Friday, July 29, 2005

Contamination Investigation

Returning to the topic of choices my husband and I are making, I need to say a few things about environmental toxins. You were hoping I would, weren't you?

It had been in the back of my mind for a long time to look into the things we were breathing, consuming, and soaking in through our skin. I was aware of a few things -- the hormones in meat, the chlorine in city water, the chemical offgassing of new carpeting -- but frankly, the whole thing seemed a bit too overwhelming to take on.

Still, when I got pregnant I started researching in earnest and have begun to make some changes. For example:

We put a water filter on the shower I use and bought one for the tub the baby will be bathing in. The chlorine in water can be absorbed into our bodies not only through consumption, but by soaking it into our skin and inhaling it into our lungs. Chlorine combines with other chemicals to create cancer-causing agents. It can also contribute to asthma and other allergic disorders.

We chose an organic, chemical-free crib mattress and sheets for the baby, figuring that the air around the mattress is what he will be breathing the majority of his early life. A typical mattress is made with polyurethane foam and treated with flame retardants such as polybrominated diphenyl ethers (PBDEs), which can interfere with hormone function. Stain and water repellents are applied too; these include Teflon, which DuPont has been fined over for covering up its health and environmental effects, and Scotchguard, which DuPont has already had to reformulate once. No wonder the incidence of SIDS has decreased since the campaign to put babies down to sleep on their backs instead of their stomachs.

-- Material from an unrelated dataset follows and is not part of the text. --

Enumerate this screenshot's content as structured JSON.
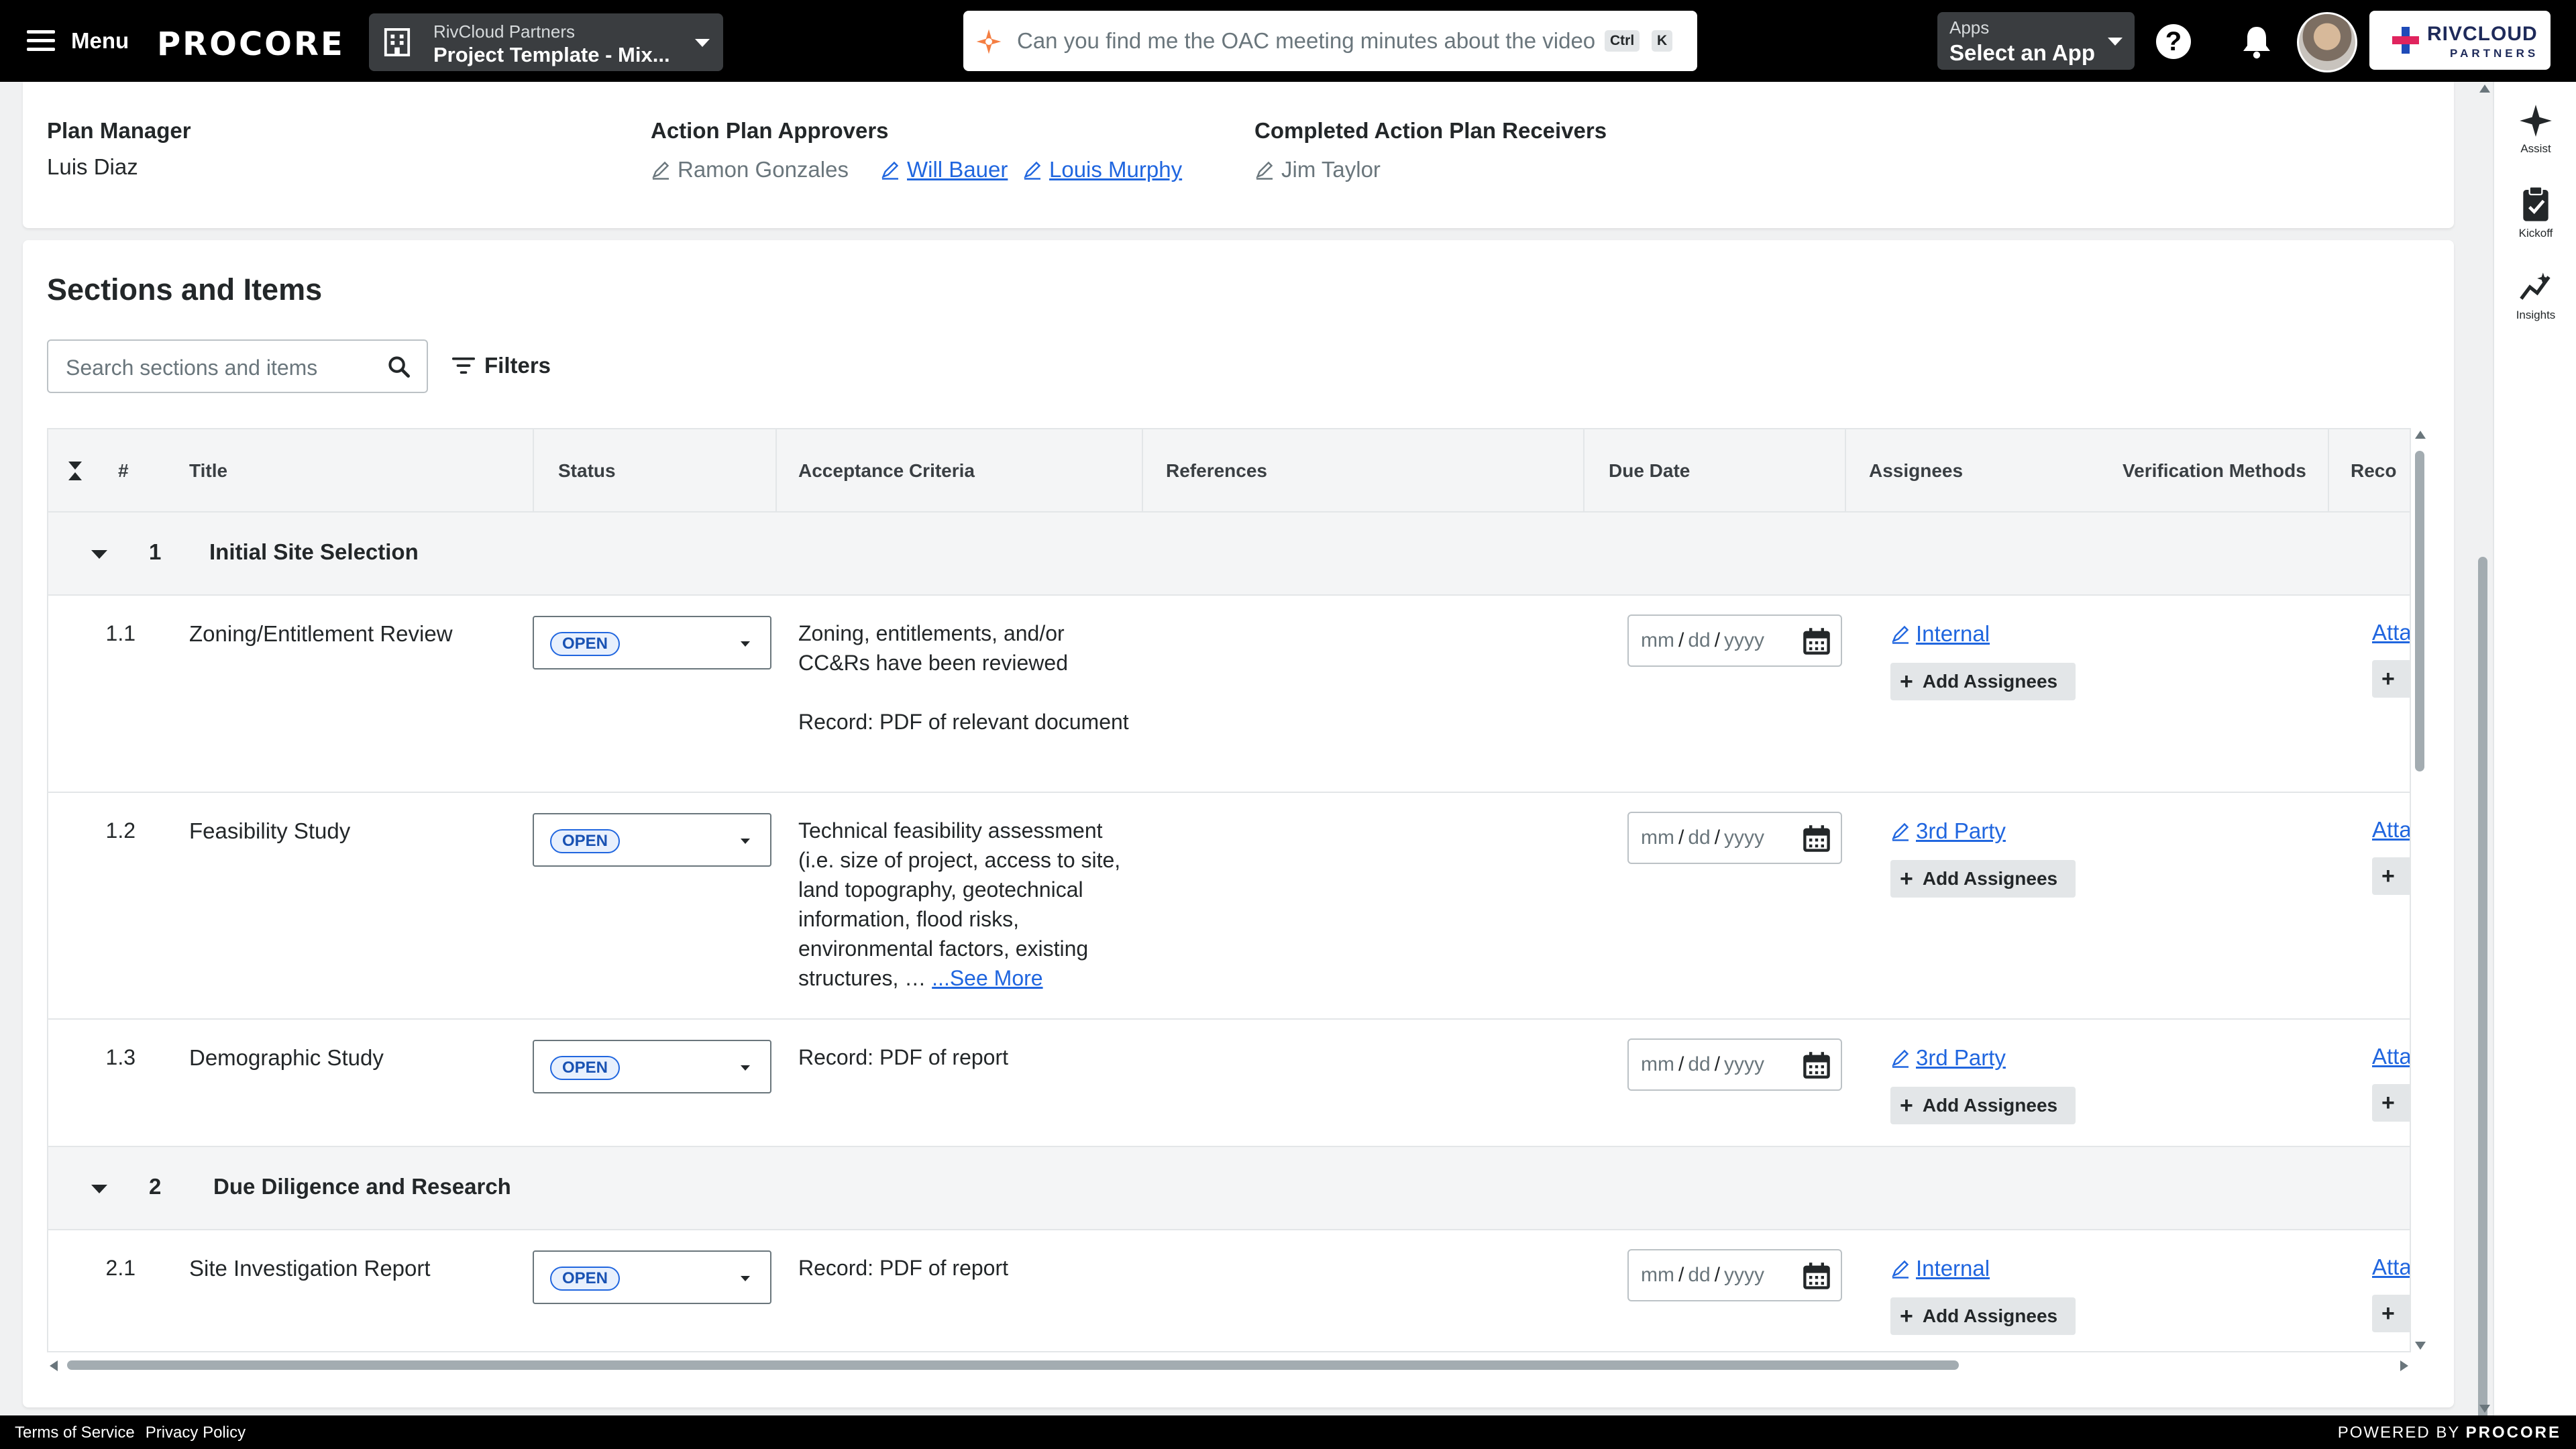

Another big cause for concern is the plastic used to make baby bottles, water bottles and other food storage containers. In a recent study researchers found that the chemical, bisphenol A (or BPA), causes genetic damage in mice. So although I plan on exclusively breastfeeding, I purchased a few glass baby bottles for those times I may choose to pump and leave the baby with his daddy. I'm also slowly moving toward storing leftovers in glass mason jars and I've purchased a stainless steel water bottle for my eight cups a day.

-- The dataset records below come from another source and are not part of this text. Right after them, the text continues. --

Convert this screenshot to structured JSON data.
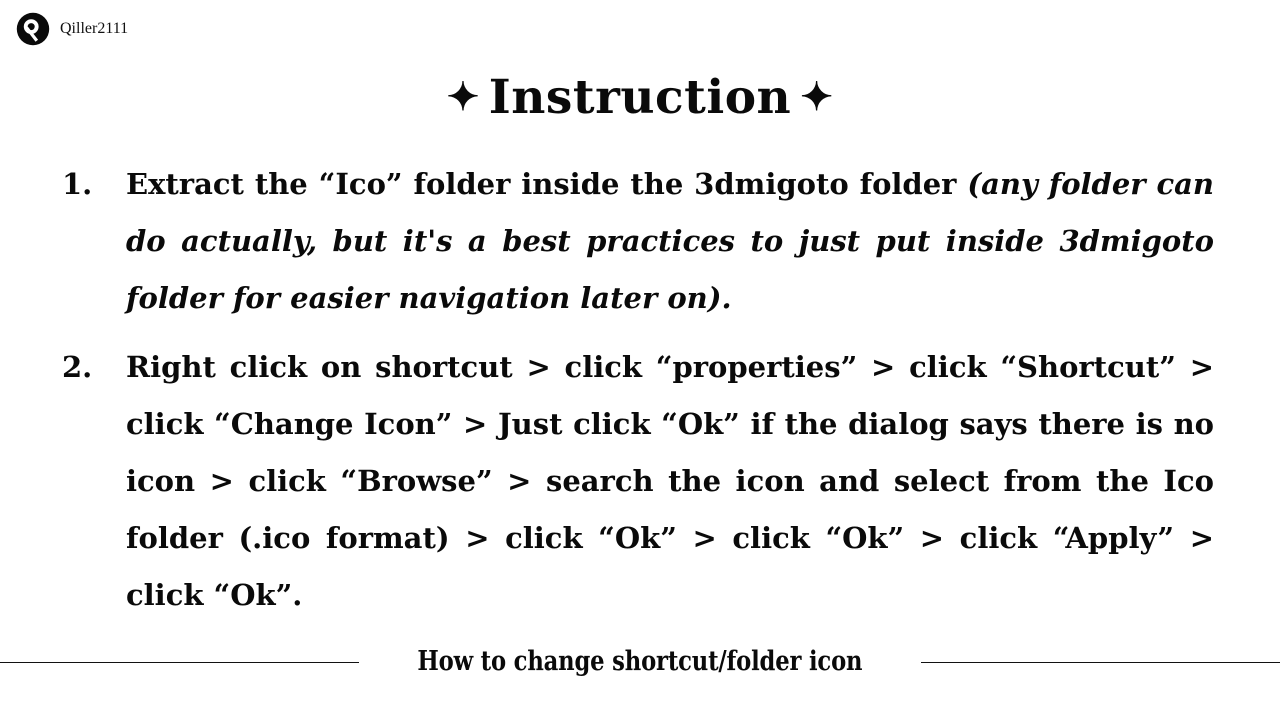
{
  "brand": {
    "name": "Qiller2111",
    "logo_icon": "qiller-circle-q-logo",
    "logo_bg_color": "#0a0a0a",
    "logo_fg_color": "#ffffff"
  },
  "title": {
    "text": "Instruction",
    "left_ornament": "✦",
    "right_ornament": "✦",
    "ornament_icon": "four-pointed-star-icon"
  },
  "instructions": {
    "steps": [
      {
        "number": "1.",
        "plain": "Extract the “Ico” folder inside the 3dmigoto folder ",
        "emphasis": "(any folder can do actually, but it's a best practices to just put inside 3dmigoto folder for easier navigation later on)."
      },
      {
        "number": "2.",
        "plain": "Right click on shortcut > click “properties” > click “Shortcut” > click “Change Icon” > Just click “Ok” if the dialog says there is no icon > click “Browse” > search the icon and select from the Ico folder (.ico format) > click “Ok” > click “Ok” > click “Apply” > click “Ok”.",
        "emphasis": ""
      }
    ]
  },
  "footer": {
    "text": "How to change shortcut/folder icon",
    "rule_color": "#121212"
  },
  "page": {
    "background_color": "#ffffff",
    "text_color": "#0a0a0a"
  }
}
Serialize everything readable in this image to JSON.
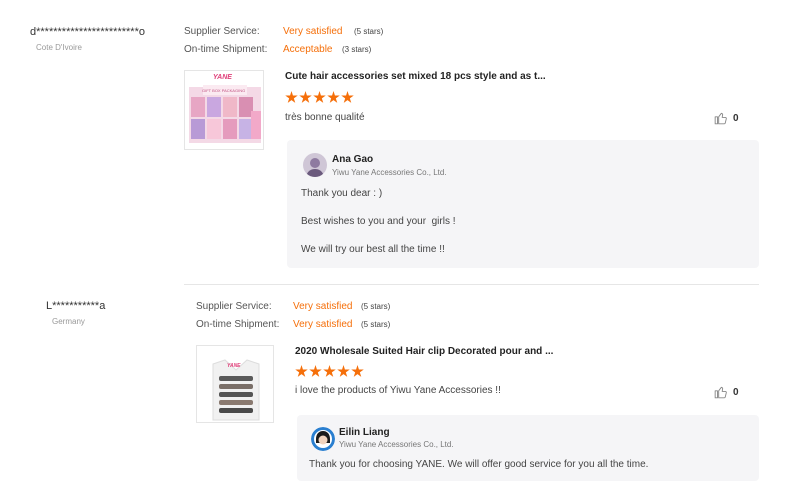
{
  "reviews": [
    {
      "buyer_name": "d************************o",
      "buyer_country": "Cote D'Ivoire",
      "ratings": [
        {
          "label": "Supplier Service:",
          "value": "Very satisfied",
          "stars": "(5 stars)"
        },
        {
          "label": "On-time Shipment:",
          "value": "Acceptable",
          "stars": "(3 stars)"
        }
      ],
      "product": {
        "title": "Cute hair accessories set mixed 18 pcs style and as t...",
        "rating": 5,
        "thumb_brand": "YANE",
        "thumb_caption": "GIFT BOX PACKAGING"
      },
      "comment": "très bonne qualité",
      "likes": "0",
      "reply": {
        "name": "Ana Gao",
        "company": "Yiwu Yane Accessories Co., Ltd.",
        "lines": [
          "Thank you dear : )",
          "Best wishes to you and your  girls !",
          "We will try our best all the time !!"
        ]
      }
    },
    {
      "buyer_name": "L***********a",
      "buyer_country": "Germany",
      "ratings": [
        {
          "label": "Supplier Service:",
          "value": "Very satisfied",
          "stars": "(5 stars)"
        },
        {
          "label": "On-time Shipment:",
          "value": "Very satisfied",
          "stars": "(5 stars)"
        }
      ],
      "product": {
        "title": "2020 Wholesale Suited Hair clip Decorated pour and ...",
        "rating": 5,
        "thumb_brand": "YANE"
      },
      "comment": "i love the products of Yiwu Yane Accessories !!",
      "likes": "0",
      "reply": {
        "name": "Eilin Liang",
        "company": "Yiwu Yane Accessories Co., Ltd.",
        "lines": [
          "Thank you for choosing YANE. We will offer good service for you all the time."
        ]
      }
    }
  ],
  "colors": {
    "accent": "#f56f0a",
    "reply_bg": "#f5f5f7",
    "muted": "#999999"
  },
  "icons": [
    "thumbs-up-icon",
    "star-icon",
    "avatar"
  ]
}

An exhaustive study into the toxins found in newborn babies by the Environmental Working Group can be found here. In it the authors state: "Of the 287 chemicals we detected in umbilical cord blood, we know that 180 cause cancer in humans or animals, 217 are toxic to the brain and nervous system, and 208 cause birth defects or abnormal development in animal tests." It's pretty scary that this poisoning takes place before the baby even leaves the womb.

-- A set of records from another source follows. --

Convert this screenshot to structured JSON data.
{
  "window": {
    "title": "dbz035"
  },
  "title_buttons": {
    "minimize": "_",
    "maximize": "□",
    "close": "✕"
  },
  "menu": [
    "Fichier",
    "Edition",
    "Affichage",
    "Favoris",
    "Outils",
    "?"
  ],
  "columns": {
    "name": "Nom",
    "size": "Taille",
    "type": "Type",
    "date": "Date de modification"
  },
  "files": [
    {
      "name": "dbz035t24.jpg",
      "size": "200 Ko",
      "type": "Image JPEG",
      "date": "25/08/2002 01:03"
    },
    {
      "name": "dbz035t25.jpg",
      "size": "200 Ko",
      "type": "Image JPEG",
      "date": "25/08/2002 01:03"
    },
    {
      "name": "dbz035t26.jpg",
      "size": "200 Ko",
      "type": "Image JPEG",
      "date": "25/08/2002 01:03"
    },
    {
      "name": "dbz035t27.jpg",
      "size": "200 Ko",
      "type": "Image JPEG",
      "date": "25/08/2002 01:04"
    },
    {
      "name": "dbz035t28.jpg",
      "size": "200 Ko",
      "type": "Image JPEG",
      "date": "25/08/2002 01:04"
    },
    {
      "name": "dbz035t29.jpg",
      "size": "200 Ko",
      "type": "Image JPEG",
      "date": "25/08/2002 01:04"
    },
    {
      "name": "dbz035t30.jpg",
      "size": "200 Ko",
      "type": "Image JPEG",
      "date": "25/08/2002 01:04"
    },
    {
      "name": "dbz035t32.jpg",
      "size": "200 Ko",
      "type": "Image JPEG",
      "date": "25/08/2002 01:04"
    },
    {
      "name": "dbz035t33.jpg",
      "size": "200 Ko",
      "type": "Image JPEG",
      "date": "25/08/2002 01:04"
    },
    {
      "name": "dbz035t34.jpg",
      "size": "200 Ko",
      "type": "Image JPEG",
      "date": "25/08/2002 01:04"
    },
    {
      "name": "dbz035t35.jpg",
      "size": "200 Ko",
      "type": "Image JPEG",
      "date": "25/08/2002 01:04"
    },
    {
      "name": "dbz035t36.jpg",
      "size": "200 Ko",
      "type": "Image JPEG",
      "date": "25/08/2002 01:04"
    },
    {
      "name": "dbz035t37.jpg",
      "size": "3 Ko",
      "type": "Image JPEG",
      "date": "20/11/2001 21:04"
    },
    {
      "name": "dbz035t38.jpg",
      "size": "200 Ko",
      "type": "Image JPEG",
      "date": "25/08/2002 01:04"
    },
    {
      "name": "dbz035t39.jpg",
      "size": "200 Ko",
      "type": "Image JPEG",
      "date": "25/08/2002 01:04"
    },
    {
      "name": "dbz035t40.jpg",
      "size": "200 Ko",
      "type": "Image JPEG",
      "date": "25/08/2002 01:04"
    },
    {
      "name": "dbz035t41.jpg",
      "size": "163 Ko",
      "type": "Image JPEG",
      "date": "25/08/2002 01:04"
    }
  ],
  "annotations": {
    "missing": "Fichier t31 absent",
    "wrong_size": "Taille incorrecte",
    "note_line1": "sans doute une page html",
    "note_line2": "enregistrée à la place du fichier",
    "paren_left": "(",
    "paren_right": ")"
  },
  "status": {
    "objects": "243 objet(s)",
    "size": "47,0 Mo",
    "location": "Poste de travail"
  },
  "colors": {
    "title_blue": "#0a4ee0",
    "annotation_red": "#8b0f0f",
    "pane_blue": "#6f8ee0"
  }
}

I realize that I can't shield my family from all or maybe even most of the chemical contaminants in our environment. But I do think we can reduce our risk of cancer and other health problems by making informed decisions about what to eat, drink, wear, sleep on, clean with, and store our food in.

And while it's too expensive and overwhelming to make all the changes I'd like to make at once, I hope to make better choices the next time we need to replace things. My goal is to pass this awareness on to the baby so that living consciously becomes a no-brainer for future generations.


  • I linked to your blog through your Motheringdotcom profile. I was just laughing because as I was waiting for your blog to load my husband was asking if I had gotten the address of some jerks that are constantly burning their trash at night, which is illegal in our city limits, and I said of course I did, what a bunch of a-holes pumping toxins into my house. Last night I had to shut my bedroom window because it was blowing right in my window. Then I went on to complain about "I'm working so hard to rid our house of toxins, switching to baking soda for cleaner, etc. and these guys are burning freaking keyboards or something over there..." And then your contamination investigation popped up. I thought it was funny, maybe ironic, though I'm never good at identifying irony.